Joseph G. Eixenberger1, and Fernando S. Fonseca2
1) WDP & Associates
10621 Gateway Blvd., Suite 200 Manassas, VA 20110 USA
e-mail: jeixenberger@wdpa.com
2) Brigham Young University
368R Clyde Building Provo, UT 84604 USA
email: fonseca@byu.edu
Keywords: Dry-stack, Masonry, Finite Element Model, In-Plane Shear Capacity.
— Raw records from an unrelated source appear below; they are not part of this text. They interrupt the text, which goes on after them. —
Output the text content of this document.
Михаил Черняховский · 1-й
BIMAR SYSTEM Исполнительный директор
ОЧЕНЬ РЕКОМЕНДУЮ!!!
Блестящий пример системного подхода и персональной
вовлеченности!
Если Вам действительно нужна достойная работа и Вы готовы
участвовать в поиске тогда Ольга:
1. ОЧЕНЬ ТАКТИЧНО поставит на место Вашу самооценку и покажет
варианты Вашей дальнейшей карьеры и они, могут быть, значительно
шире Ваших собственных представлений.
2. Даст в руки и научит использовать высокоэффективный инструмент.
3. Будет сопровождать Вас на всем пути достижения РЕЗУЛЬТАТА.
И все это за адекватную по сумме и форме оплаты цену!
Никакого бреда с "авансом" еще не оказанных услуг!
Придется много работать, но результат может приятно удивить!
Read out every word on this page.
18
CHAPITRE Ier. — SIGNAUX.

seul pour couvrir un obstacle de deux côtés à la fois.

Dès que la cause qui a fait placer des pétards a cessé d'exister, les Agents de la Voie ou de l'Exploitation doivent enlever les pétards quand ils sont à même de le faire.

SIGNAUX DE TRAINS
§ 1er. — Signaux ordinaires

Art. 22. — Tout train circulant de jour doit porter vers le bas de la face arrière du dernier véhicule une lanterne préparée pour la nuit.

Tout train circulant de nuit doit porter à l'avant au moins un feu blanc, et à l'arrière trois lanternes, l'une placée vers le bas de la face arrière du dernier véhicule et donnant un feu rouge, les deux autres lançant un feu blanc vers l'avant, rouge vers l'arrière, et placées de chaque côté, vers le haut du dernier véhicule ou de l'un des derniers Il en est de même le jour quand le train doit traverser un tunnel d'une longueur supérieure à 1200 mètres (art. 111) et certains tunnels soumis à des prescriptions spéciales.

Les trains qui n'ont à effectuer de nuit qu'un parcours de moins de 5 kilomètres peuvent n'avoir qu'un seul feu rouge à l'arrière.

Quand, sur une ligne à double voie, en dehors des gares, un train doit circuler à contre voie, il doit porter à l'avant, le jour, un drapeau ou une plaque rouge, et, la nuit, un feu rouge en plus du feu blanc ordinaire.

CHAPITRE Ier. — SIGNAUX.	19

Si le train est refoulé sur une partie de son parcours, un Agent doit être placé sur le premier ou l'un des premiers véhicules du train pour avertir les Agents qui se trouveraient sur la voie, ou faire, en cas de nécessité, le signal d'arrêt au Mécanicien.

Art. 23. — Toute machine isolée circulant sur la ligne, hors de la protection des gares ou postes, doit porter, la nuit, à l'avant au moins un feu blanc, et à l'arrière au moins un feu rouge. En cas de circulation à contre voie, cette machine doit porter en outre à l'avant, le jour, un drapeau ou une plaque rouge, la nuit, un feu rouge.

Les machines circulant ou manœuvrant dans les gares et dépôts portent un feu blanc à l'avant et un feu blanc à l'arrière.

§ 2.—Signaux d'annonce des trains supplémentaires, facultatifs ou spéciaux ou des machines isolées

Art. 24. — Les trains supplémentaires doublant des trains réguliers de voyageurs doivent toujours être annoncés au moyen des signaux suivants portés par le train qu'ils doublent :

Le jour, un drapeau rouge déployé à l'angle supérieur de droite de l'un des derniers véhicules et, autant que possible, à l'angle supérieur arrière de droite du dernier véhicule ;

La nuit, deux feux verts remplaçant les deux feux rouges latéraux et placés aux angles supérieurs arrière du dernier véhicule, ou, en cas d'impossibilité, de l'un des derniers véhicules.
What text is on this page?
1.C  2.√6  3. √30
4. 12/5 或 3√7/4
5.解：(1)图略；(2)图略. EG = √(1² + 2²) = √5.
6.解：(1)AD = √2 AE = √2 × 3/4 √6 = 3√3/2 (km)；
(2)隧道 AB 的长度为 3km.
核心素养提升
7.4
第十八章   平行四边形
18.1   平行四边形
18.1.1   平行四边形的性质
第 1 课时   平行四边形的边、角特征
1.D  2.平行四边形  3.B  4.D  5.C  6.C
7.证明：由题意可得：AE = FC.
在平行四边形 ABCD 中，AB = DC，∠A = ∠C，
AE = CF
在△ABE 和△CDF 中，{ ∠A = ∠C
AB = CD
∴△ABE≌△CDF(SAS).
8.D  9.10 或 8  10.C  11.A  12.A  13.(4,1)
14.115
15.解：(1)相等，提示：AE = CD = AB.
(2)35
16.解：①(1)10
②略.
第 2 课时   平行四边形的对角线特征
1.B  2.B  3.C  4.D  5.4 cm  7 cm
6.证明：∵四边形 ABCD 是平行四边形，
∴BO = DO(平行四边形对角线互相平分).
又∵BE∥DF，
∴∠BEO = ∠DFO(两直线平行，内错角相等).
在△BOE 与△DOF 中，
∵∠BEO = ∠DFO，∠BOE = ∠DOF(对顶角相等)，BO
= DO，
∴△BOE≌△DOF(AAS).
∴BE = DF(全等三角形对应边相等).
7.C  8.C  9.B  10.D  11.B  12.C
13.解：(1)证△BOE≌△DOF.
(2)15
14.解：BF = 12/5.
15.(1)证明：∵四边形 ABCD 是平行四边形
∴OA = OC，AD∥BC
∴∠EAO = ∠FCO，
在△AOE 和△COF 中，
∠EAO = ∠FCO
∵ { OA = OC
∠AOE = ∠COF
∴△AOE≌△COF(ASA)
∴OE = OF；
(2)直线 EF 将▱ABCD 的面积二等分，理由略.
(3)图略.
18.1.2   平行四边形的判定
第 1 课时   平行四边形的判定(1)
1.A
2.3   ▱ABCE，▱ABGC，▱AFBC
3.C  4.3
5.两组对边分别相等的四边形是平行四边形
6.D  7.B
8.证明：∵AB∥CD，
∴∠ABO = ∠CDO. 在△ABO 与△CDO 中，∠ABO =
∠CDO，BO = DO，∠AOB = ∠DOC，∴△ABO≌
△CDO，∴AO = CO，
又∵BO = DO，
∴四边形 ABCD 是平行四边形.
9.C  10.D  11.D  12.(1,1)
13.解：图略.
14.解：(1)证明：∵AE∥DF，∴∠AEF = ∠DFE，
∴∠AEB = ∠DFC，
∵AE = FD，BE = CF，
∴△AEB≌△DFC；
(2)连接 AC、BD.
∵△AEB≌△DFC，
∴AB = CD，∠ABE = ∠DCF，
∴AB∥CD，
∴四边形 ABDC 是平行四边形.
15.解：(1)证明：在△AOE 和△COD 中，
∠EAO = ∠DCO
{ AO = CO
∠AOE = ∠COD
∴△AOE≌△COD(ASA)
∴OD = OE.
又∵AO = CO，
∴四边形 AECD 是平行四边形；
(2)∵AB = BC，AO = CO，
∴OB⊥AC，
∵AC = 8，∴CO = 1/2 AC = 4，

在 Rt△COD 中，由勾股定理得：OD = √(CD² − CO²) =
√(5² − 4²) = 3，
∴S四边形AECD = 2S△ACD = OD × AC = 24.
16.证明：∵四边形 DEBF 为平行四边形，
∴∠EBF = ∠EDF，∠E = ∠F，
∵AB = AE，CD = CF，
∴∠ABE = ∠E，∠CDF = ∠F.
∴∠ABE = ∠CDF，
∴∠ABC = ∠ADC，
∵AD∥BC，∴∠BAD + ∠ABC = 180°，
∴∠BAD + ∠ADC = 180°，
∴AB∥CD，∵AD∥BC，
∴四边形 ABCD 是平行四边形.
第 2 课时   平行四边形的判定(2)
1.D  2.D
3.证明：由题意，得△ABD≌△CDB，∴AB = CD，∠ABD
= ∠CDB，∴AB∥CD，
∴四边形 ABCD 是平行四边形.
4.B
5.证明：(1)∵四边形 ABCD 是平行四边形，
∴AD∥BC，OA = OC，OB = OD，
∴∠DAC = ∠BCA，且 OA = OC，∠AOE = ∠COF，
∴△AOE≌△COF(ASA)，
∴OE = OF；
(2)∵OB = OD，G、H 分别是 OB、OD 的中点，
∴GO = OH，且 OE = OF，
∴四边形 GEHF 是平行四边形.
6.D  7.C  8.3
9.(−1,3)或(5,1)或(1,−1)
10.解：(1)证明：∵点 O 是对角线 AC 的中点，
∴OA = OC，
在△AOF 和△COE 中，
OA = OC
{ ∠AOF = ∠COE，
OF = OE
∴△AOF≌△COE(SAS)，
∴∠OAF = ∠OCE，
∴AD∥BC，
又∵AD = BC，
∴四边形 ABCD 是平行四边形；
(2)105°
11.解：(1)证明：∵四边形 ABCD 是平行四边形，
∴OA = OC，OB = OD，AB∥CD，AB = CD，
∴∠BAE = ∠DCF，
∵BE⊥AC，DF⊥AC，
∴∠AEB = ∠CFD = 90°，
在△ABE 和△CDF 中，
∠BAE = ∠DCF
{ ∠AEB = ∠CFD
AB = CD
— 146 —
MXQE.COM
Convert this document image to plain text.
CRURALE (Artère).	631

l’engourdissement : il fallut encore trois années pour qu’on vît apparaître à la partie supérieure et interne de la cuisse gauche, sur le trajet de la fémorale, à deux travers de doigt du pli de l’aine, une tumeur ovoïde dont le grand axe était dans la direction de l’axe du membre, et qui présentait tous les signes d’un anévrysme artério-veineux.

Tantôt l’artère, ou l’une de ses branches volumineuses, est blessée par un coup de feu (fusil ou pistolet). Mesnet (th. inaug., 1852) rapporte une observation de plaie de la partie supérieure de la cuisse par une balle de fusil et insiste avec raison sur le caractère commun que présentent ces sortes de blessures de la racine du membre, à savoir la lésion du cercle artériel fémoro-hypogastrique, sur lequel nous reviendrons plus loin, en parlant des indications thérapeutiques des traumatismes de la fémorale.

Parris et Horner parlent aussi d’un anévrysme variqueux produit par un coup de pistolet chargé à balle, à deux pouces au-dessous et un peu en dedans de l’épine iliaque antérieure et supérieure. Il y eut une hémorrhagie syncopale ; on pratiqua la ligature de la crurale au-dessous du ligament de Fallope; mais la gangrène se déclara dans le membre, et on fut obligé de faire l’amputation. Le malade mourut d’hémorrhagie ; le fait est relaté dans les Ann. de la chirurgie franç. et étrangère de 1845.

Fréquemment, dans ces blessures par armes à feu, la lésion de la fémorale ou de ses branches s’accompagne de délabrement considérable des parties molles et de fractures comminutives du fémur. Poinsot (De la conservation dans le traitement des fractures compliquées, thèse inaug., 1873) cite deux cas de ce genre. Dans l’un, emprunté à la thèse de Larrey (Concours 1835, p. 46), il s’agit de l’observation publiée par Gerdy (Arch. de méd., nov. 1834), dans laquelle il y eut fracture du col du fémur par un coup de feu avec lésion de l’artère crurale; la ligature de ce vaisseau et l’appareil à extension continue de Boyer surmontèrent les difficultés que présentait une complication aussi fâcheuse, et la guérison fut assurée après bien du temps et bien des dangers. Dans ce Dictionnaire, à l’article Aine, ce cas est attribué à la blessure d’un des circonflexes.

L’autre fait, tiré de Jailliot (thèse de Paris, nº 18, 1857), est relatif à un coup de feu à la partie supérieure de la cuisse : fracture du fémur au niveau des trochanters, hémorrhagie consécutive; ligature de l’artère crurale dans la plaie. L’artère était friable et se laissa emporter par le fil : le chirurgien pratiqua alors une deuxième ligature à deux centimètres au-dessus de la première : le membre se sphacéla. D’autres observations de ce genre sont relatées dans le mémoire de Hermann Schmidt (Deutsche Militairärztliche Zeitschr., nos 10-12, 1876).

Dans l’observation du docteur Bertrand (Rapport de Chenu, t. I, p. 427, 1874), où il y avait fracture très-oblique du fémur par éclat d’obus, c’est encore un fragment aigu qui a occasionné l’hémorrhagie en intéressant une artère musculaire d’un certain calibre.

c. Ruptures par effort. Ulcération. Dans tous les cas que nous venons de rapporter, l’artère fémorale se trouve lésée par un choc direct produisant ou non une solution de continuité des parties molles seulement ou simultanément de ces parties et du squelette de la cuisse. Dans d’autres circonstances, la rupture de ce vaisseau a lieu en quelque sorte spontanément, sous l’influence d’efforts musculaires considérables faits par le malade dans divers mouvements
Abstract. Dry-stack masonry systems are constructed without mortar between the blocks. This reduces the cost of specialty laborers and the variability in construction that exists from the application of mortar. Several dry-stack systems exist and can be subcategorized as interlocking systems or surface bonded systems. In interlocking systems, the blocks are connected by their geometry while in surface bonded systems the blocks are connected by a structural coating applied to the surface of the wall. This article describes a finite element model that can be used to predict the in-plane capacity and behavior of dry-stack masonry walls with a surface coating. Four walls were built and tested for their in-plane shear capacity. Two walls were unreinforced and ungrouted and two walls were reinforced and grouted at 1.22 m both vertically and horizontally. The results of these tests were used to validate the finite element model. The finite element model was developed using VecTor2. The numerical response is in good agreement to measured response. For the ungrouted unreinforced walls, the calculated maximum load was within 4% and 14% of the measured maximum loads. For the reinforced and grouted walls, the calculated maximum load was within 8% and 1% of the measured maximum loads.